The plot of this book? A war-preventing intergalactic Eurovision contest in a decidedly Hitchhiker’s Guide-style universe world, where newbies who lose get obliterated and the rankings determine the distribution of galactic resources. It’s a sentience test, designed to figure out whether a species can be trusted to join the ranks of sentient species or needs to be nuked from orbit to prevent future wars. It’s full of glitz and glamour and impossibilities, and Valente has a hell of a lot of fun coming up with weird species and the ways they perform and relate to each other and get high and start wars and have sex.
In fact, she has so much fun with that that the story of Earth’s discovery and non-optional invitation to join the latest contest in order to save Earth is pretty eclipsed by the sheer torrents of verbiage about aliens shiny and strange. It takes a while to realise that Decibel Jones is pretty much the main character, and honestly he’s always pretty much secondary to the wild vagaries of Valente’s imagination.
If you know Valente’s writing, then you can imagine how this comes out. At times, it’s like a firehose of adjectives blasting straight at your eyes, and it takes five minutes to work through a page because the colours are all running — a metaphor, of course, but honestly that’s the indistinct impression I end up with. There’s just too much going on, and it never stops.
And I know it’s not meant this way, because it’s Valente, but it sounds like it’s making fun (in that “oh god SJWs what will they come up with next” way) of some of the language queer people use to describe themselves, and I really don’t find the joy in that. I know it’s meant to be playful, maybe even freeing, but knowing how people complain about LGBT alphabet soups already, it stings. Of course that’s a personal reaction; probably others are really enjoying the freedom from labels pasted onto the characters.
I didn’t connect to the characters or to the plot, and in the end it just felt like I was being hit repeatedly in the head with a discoball while being attacked from all sides with glitterbombs, while someone shouted “ARE YOU HAVING FUN? WHY AREN’T YOU HAVING FUN? IT’S SO QUIRKY AND OFF THE WALL! HAVE FUN DAMN YOU! MOOOORE GLITTER! WHY AREN’T YOU HAVING FEELINGS??” in my ear. So the big finale didn’t come off, I just rolled my eyes.

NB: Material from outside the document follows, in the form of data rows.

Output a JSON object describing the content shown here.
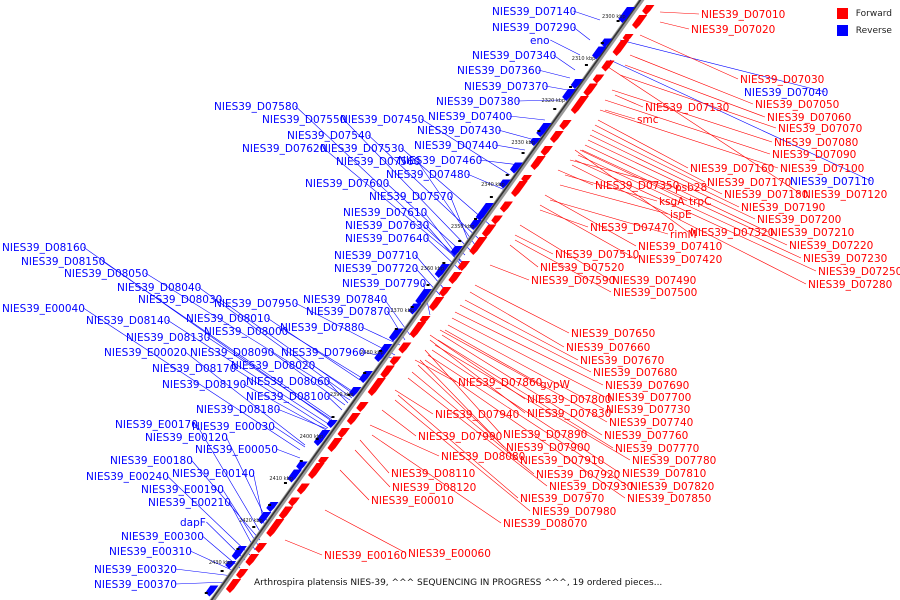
{
  "legend": {
    "forward": {
      "label": "Forward",
      "color": "#ff0000"
    },
    "reverse": {
      "label": "Reverse",
      "color": "#0000ff"
    }
  },
  "caption": "Arthrospira platensis NIES-39, ^^^ SEQUENCING IN PROGRESS ^^^, 19 ordered pieces...",
  "axis_ticks": [
    "2300 kbp",
    "2310 kbp",
    "2320 kbp",
    "2330 kbp",
    "2340 kbp",
    "2350 kbp",
    "2360 kbp",
    "2370 kbp",
    "2380 kbp",
    "2390 kbp",
    "2400 kbp",
    "2410 kbp",
    "2420 kbp",
    "2430 kbp"
  ],
  "reverse_labels": [
    "NIES39_D07140",
    "NIES39_D07290",
    "eno",
    "NIES39_D07340",
    "NIES39_D07360",
    "NIES39_D07370",
    "NIES39_D07380",
    "NIES39_D07580",
    "NIES39_D07550",
    "NIES39_D07450",
    "NIES39_D07400",
    "NIES39_D07540",
    "NIES39_D07430",
    "NIES39_D07620",
    "NIES39_D07530",
    "NIES39_D07440",
    "NIES39_D07560",
    "NIES39_D07460",
    "NIES39_D07480",
    "NIES39_D07600",
    "NIES39_D07570",
    "NIES39_D07610",
    "NIES39_D07630",
    "NIES39_D07640",
    "NIES39_D08160",
    "NIES39_D07710",
    "NIES39_D08150",
    "NIES39_D07720",
    "NIES39_D08050",
    "NIES39_D07790",
    "NIES39_D08040",
    "NIES39_D07840",
    "NIES39_D08030",
    "NIES39_D07950",
    "NIES39_E00040",
    "NIES39_D07870",
    "NIES39_D08140",
    "NIES39_D08010",
    "NIES39_D07880",
    "NIES39_D08130",
    "NIES39_D08000",
    "NIES39_E00020",
    "NIES39_D08090",
    "NIES39_D07960",
    "NIES39_D08170",
    "NIES39_D08020",
    "NIES39_D08190",
    "NIES39_D08060",
    "NIES39_D08100",
    "NIES39_D08180",
    "NIES39_E00170",
    "NIES39_E00030",
    "NIES39_E00120",
    "NIES39_E00050",
    "NIES39_E00180",
    "NIES39_E00140",
    "NIES39_E00240",
    "NIES39_E00190",
    "NIES39_E00210",
    "dapF",
    "NIES39_E00300",
    "NIES39_E00310",
    "NIES39_E00320",
    "NIES39_E00370",
    "NIES39_D07040",
    "NIES39_D07110"
  ],
  "forward_labels": [
    "NIES39_D07010",
    "NIES39_D07020",
    "NIES39_D07030",
    "NIES39_D07050",
    "NIES39_D07130",
    "NIES39_D07060",
    "smc",
    "NIES39_D07070",
    "NIES39_D07080",
    "NIES39_D07090",
    "NIES39_D07100",
    "NIES39_D07160",
    "NIES39_D07170",
    "NIES39_D07350",
    "psb28",
    "NIES39_D07180",
    "NIES39_D07120",
    "ksgA",
    "trpC",
    "NIES39_D07190",
    "ispE",
    "NIES39_D07200",
    "NIES39_D07470",
    "rimM",
    "NIES39_D07320",
    "NIES39_D07210",
    "NIES39_D07410",
    "NIES39_D07220",
    "NIES39_D07510",
    "NIES39_D07420",
    "NIES39_D07230",
    "NIES39_D07520",
    "NIES39_D07250",
    "NIES39_D07590",
    "NIES39_D07490",
    "NIES39_D07280",
    "NIES39_D07500",
    "NIES39_D07650",
    "NIES39_D07660",
    "NIES39_D07670",
    "NIES39_D07680",
    "NIES39_D07860",
    "gvpW",
    "NIES39_D07690",
    "NIES39_D07800",
    "NIES39_D07700",
    "NIES39_D07940",
    "NIES39_D07830",
    "NIES39_D07730",
    "NIES39_D07740",
    "NIES39_D07990",
    "NIES39_D07890",
    "NIES39_D07760",
    "NIES39_D07900",
    "NIES39_D07770",
    "NIES39_D08080",
    "NIES39_D07910",
    "NIES39_D07780",
    "NIES39_D08110",
    "NIES39_D07920",
    "NIES39_D07810",
    "NIES39_D08120",
    "NIES39_D07930",
    "NIES39_D07820",
    "NIES39_E00010",
    "NIES39_D07970",
    "NIES39_D07850",
    "NIES39_D07980",
    "NIES39_D08070",
    "NIES39_E00160",
    "NIES39_E00060"
  ]
}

I do enjoy Valente’s prose in some instances, but nothing about this worked for me — particularly since I think the tone and humour is frequently ripped absolutely directly from Douglas Adams, do not pass go, do not add anything original beyond LOTS MORE ADJECTIVES and a spot of David Bowie. It feels like Hitchhiker’s Guide with the volume turned up to distortion point.
Meh, meh, and meh again. I’m not entirely sure why I stubbornly finished this book, to be honest.